No special treatment for ESG investments

The Department of Labor's recent field bulletin reiterating its policy on environmental, social and governance factors is a timely reminder that fiduciaries must do their homework as carefully before selecting an ESG-related investment as they would for any other investment.

The DOL appears to have been concerned that ESG-related investments have become so accepted as mainstream that fiduciaries might be tempted to relax when deciding to pursue such investments and in selecting the particular investment strategies.

This is revealed by the warning in the bulletin that: "Fiduciaries must not too readily treat ESG factors as economically relevant to the particular investment choices at issue when making a decision." The bulletin added that it does not automatically follow from the fact that an investment that promotes ESG factors, or promotes positive general market trends or industry growth, makes it a prudent choice for retirement investors.

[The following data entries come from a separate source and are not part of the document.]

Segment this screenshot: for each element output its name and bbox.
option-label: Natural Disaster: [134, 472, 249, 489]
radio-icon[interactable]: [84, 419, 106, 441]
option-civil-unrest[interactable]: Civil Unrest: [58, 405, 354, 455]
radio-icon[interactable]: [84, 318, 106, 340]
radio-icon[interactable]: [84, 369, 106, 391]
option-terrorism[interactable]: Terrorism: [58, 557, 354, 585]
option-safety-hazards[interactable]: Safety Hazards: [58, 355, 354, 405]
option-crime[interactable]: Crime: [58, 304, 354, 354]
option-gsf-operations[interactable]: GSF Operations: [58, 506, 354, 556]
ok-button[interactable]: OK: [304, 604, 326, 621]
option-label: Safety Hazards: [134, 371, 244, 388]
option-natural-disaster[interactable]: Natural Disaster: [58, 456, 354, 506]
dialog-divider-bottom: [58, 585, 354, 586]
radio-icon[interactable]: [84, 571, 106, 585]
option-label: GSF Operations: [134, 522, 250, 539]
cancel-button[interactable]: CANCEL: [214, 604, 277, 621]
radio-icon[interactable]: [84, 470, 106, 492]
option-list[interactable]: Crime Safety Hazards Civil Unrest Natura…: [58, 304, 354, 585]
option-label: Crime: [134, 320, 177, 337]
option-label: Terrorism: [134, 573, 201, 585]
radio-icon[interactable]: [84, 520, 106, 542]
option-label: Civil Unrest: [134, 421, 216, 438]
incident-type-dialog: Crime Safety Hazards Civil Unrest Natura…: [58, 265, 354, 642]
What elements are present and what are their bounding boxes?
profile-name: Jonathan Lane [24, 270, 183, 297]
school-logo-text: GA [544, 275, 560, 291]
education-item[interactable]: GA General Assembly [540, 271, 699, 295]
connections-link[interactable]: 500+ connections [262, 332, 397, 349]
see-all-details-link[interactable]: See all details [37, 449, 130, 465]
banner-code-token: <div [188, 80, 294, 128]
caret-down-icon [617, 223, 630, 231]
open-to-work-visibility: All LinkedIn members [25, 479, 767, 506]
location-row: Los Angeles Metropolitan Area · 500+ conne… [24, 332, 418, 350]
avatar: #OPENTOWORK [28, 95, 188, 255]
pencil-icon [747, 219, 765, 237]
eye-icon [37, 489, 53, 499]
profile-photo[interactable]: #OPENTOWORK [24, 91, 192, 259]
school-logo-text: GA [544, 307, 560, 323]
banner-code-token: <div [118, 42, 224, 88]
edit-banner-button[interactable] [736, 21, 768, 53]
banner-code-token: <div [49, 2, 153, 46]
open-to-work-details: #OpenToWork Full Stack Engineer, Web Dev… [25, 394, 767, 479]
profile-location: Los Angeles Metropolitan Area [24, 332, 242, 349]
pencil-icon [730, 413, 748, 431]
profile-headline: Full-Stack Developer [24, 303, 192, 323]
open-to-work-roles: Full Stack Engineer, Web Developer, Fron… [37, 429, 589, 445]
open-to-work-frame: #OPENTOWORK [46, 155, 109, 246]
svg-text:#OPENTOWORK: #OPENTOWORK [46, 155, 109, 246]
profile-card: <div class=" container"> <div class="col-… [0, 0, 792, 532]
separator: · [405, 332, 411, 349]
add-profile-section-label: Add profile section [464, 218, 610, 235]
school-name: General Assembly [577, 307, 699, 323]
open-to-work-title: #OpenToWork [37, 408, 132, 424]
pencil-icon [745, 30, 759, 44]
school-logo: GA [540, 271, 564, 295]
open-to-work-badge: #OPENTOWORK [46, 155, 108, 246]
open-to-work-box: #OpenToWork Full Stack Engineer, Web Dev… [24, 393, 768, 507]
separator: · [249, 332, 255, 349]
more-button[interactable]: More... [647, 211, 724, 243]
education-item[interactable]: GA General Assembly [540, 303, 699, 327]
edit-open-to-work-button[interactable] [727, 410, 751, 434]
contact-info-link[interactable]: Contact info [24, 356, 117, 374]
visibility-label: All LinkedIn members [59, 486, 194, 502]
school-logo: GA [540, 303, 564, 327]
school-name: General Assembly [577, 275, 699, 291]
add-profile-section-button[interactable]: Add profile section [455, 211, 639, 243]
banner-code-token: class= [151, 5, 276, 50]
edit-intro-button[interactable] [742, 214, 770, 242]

"Rather, ERISA fiduciaries must always put first the economic interests of the plan in providing retirement benefits," it said. "A fiduciary's evaluation of the economics of an investment should be focused on financial factors that have a material effect on the return and risk of an investment."

That is, fiduciaries may consider ESG criteria in their plans' investments, but they must not let their desire to do good blind them to possible lower returns or greater risks.

Pension fund investments already do much good by securing the retirement incomes of millions of workers.